Total existing-home sales decreased 3.4% to a seasonally adjusted annual rate of 5.36 million in October after last month’s giant uptick of 5.55 million, according to the latest report from the National Association of Relators.
Total existing-home sales are completed transactions that include single-family homes, townhomes, condominiums and co-ops.
However, despite the decrease, NAR said that existing-home sales in October were at a healthy pace but failed to keep up with September's jump. And despite last month's decline, sales are still 3.9% above a year ago (5.16 million).
In September, total existing-home sales increased 4.7% to a seasonally adjusted annual rate of 5.55 million in September from a slightly downwardly revised 5.30 million in August, and are now 8.8% above a year ago.
Lawrence Yun, NAR chief economist, said a sales cooldown in October was likely given the pullback in contract signings the last couple of months.
"New and existing-home supply has struggled to improve so far this fall, leading to few choices for buyers and no easement of the ongoing affordability concerns still prevalent in some markets," he said.
"Furthermore, the mixed signals of slowing economic growth and volatility in the financial markets slightly tempered demand and contributed to the decreasing pace of sales," Yun said.
The median existing-home price for all housing types in October jumped to $219,600, increasing 5.8% above October 2014 ($207,500). This marked the 44th consecutive month of year-over-year gains.
Total housing inventory at the end of October marginally decreased, falling 2.3% to 2.14 million existing homes available for sale. This is 4.5% lower than a year ago (2.24 million). Unsold inventory is at a 4.8-month supply at the current sales pace, up from 4.7 months in September.
Additionally, the percent share of first-time buyers slightly increased to 31% in October, up from 29% both in September and a year ago.
On the cash sales side, Yun said, "All-cash and investor sales are still somewhat elevated historically despite the diminishing number of distressed properties. With supply already meager at the lower-end of the price range, competition from these buyers only adds to the list of obstacles in the path for first-time buyers trying to reach the market."
All-cash sales were 24% of transactions in October (unchanged from September) and are down from 27% a year ago.
Distressed sales – foreclosures and short sales – dipped to 6% in October: the lowest since NAR began tracking in October 2008.
Broken up across the country, existing-home sales in the Northeast were at an annual rate of 760,000, unchanged from September and 8.6% above a year ago.
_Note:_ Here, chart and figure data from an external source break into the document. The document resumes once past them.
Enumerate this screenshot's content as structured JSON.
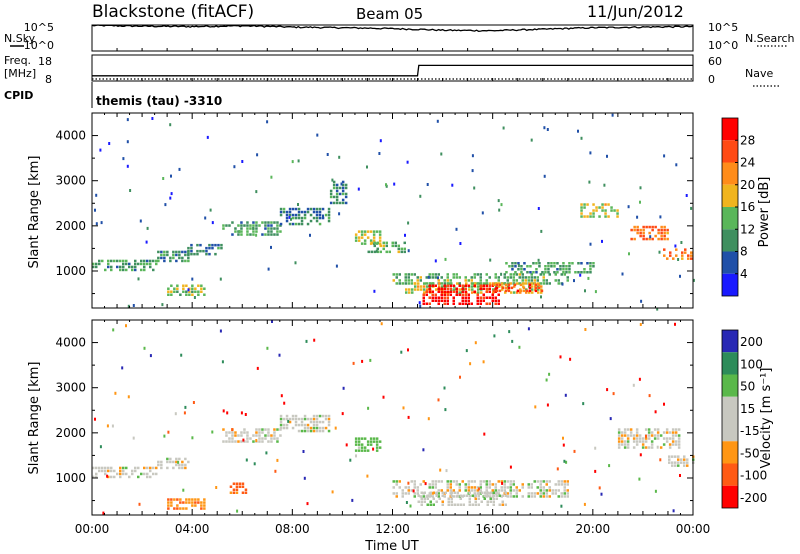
{
  "header": {
    "station": "Blackstone (fitACF)",
    "beam": "Beam 05",
    "date": "11/Jun/2012"
  },
  "side_labels": {
    "nsky": "N.Sky",
    "freq_line1": "Freq.",
    "freq_line2": "[MHz]",
    "cpid": "CPID",
    "nsearch": "N.Search",
    "nave": "Nave"
  },
  "cpid_text": "themis (tau) -3310",
  "x_axis": {
    "label": "Time UT",
    "ticks": [
      "00:00",
      "04:00",
      "08:00",
      "12:00",
      "16:00",
      "20:00",
      "00:00"
    ]
  },
  "noise_panel": {
    "left_ticks": [
      "10^5",
      "10^0"
    ],
    "right_ticks": [
      "10^5",
      "10^0"
    ]
  },
  "freq_panel": {
    "left_ticks": [
      "18",
      "8"
    ],
    "right_ticks": [
      "60",
      "0"
    ]
  },
  "range_axis": {
    "label": "Slant Range [km]",
    "ticks": [
      "1000",
      "2000",
      "3000",
      "4000"
    ]
  },
  "power_colorbar": {
    "label": "Power [dB]",
    "ticks": [
      "4",
      "8",
      "12",
      "16",
      "20",
      "24",
      "28"
    ]
  },
  "velocity_colorbar": {
    "label": "Velocity [m s⁻¹]",
    "ticks": [
      "200",
      "100",
      "50",
      "15",
      "-15",
      "-50",
      "-100",
      "-200"
    ]
  },
  "colors": {
    "power_scale": [
      "#1a1aff",
      "#2050a8",
      "#3f8f5f",
      "#5ab65a",
      "#f0b41e",
      "#ff8c1a",
      "#ff4a14",
      "#ff0000"
    ],
    "velocity_scale": [
      "#2828b4",
      "#2d8c5a",
      "#5ab84a",
      "#c8c8c0",
      "#c8c8c0",
      "#ff9614",
      "#ff5a14",
      "#ff0000"
    ]
  },
  "chart_data": [
    {
      "type": "line",
      "title": "Blackstone (fitACF)",
      "series": [
        {
          "name": "N.Sky",
          "scale": "log",
          "x": [
            0,
            2,
            4,
            6,
            8,
            10,
            12,
            14,
            16,
            18,
            20,
            22,
            24
          ],
          "values": [
            80000,
            60000,
            50000,
            70000,
            40000,
            30000,
            20000,
            10000,
            8000,
            15000,
            30000,
            40000,
            50000
          ]
        },
        {
          "name": "N.Search",
          "scale": "log",
          "x": [
            0,
            24
          ],
          "values": [
            1,
            1
          ]
        }
      ],
      "xlim": [
        0,
        24
      ],
      "ylim": [
        1,
        100000
      ]
    },
    {
      "type": "line",
      "series": [
        {
          "name": "Freq.",
          "unit": "MHz",
          "x": [
            0,
            0.05,
            13.0,
            13.05,
            24
          ],
          "values": [
            10,
            10,
            10,
            14,
            14
          ]
        },
        {
          "name": "Nave",
          "x": [
            0,
            24
          ],
          "values": [
            0,
            0
          ]
        }
      ],
      "xlim": [
        0,
        24
      ],
      "ylim": [
        8,
        18
      ],
      "ylim_right": [
        0,
        60
      ]
    },
    {
      "type": "heatmap",
      "xlabel": "Time UT",
      "ylabel": "Slant Range [km]",
      "colorbar": "Power [dB]",
      "xlim": [
        0,
        24
      ],
      "ylim": [
        180,
        4500
      ],
      "clim": [
        0,
        30
      ],
      "regions": [
        {
          "t0": 0.0,
          "t1": 2.6,
          "r0": 1050,
          "r1": 1250,
          "value": 11
        },
        {
          "t0": 2.6,
          "t1": 3.8,
          "r0": 1250,
          "r1": 1450,
          "value": 9
        },
        {
          "t0": 3.8,
          "t1": 5.2,
          "r0": 1400,
          "r1": 1600,
          "value": 8
        },
        {
          "t0": 5.2,
          "t1": 7.5,
          "r0": 1800,
          "r1": 2100,
          "value": 10
        },
        {
          "t0": 7.5,
          "t1": 9.5,
          "r0": 2050,
          "r1": 2400,
          "value": 9
        },
        {
          "t0": 9.5,
          "t1": 10.2,
          "r0": 2500,
          "r1": 3000,
          "value": 8
        },
        {
          "t0": 3.0,
          "t1": 4.5,
          "r0": 500,
          "r1": 700,
          "value": 14
        },
        {
          "t0": 10.5,
          "t1": 11.5,
          "r0": 1600,
          "r1": 1900,
          "value": 15
        },
        {
          "t0": 11.0,
          "t1": 12.5,
          "r0": 1400,
          "r1": 1650,
          "value": 12
        },
        {
          "t0": 12.0,
          "t1": 19.0,
          "r0": 750,
          "r1": 950,
          "value": 12
        },
        {
          "t0": 12.5,
          "t1": 18.0,
          "r0": 500,
          "r1": 750,
          "value": 16
        },
        {
          "t0": 13.2,
          "t1": 16.3,
          "r0": 300,
          "r1": 700,
          "value": 28
        },
        {
          "t0": 16.0,
          "t1": 18.0,
          "r0": 580,
          "r1": 720,
          "value": 24
        },
        {
          "t0": 16.5,
          "t1": 20.0,
          "r0": 950,
          "r1": 1200,
          "value": 10
        },
        {
          "t0": 19.5,
          "t1": 21.0,
          "r0": 2200,
          "r1": 2500,
          "value": 15
        },
        {
          "t0": 21.5,
          "t1": 23.0,
          "r0": 1700,
          "r1": 2000,
          "value": 22
        },
        {
          "t0": 22.8,
          "t1": 24.0,
          "r0": 1250,
          "r1": 1500,
          "value": 22
        }
      ]
    },
    {
      "type": "heatmap",
      "xlabel": "Time UT",
      "ylabel": "Slant Range [km]",
      "colorbar": "Velocity [m s⁻¹]",
      "xlim": [
        0,
        24
      ],
      "ylim": [
        180,
        4500
      ],
      "clim": [
        -250,
        250
      ],
      "regions": [
        {
          "t0": 0.0,
          "t1": 2.6,
          "r0": 1050,
          "r1": 1250,
          "value": 0
        },
        {
          "t0": 2.6,
          "t1": 3.8,
          "r0": 1250,
          "r1": 1450,
          "value": 0
        },
        {
          "t0": 5.2,
          "t1": 7.5,
          "r0": 1800,
          "r1": 2100,
          "value": 0
        },
        {
          "t0": 7.5,
          "t1": 9.5,
          "r0": 2050,
          "r1": 2400,
          "value": 0
        },
        {
          "t0": 3.0,
          "t1": 4.5,
          "r0": 300,
          "r1": 550,
          "value": -40
        },
        {
          "t0": 5.5,
          "t1": 6.2,
          "r0": 700,
          "r1": 900,
          "value": -60
        },
        {
          "t0": 10.5,
          "t1": 11.5,
          "r0": 1600,
          "r1": 1900,
          "value": 30
        },
        {
          "t0": 12.0,
          "t1": 19.0,
          "r0": 600,
          "r1": 950,
          "value": 0
        },
        {
          "t0": 13.0,
          "t1": 16.5,
          "r0": 400,
          "r1": 700,
          "value": 0
        },
        {
          "t0": 21.0,
          "t1": 23.5,
          "r0": 1700,
          "r1": 2100,
          "value": 0
        },
        {
          "t0": 23.0,
          "t1": 24.0,
          "r0": 1250,
          "r1": 1500,
          "value": 0
        }
      ]
    }
  ]
}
The median price in the Northeast increased slight from a year ago, rising 1.3% from 2014 to $248,900.
In the Midwest, existing-home sales declined 0.8% to an annual rate of 1.30 million in October, but are 8.3% above October 2014. The median price in the Midwest jumped 5.7% from a year ago to $172,300.
Existing-home sales in the South decreased 3.2% to an annual rate of 2.14 million in October, but are still 0.5% above October 2014. The median price in the South was $188,800, up 6.2% from a year ago.
Existing-home sales in the West fell 8.7% to an annual rate of 1.16 million in October, but are still 2.7% above a year ago. The median price in the West was $319,000, which is 8.0% above October 2014.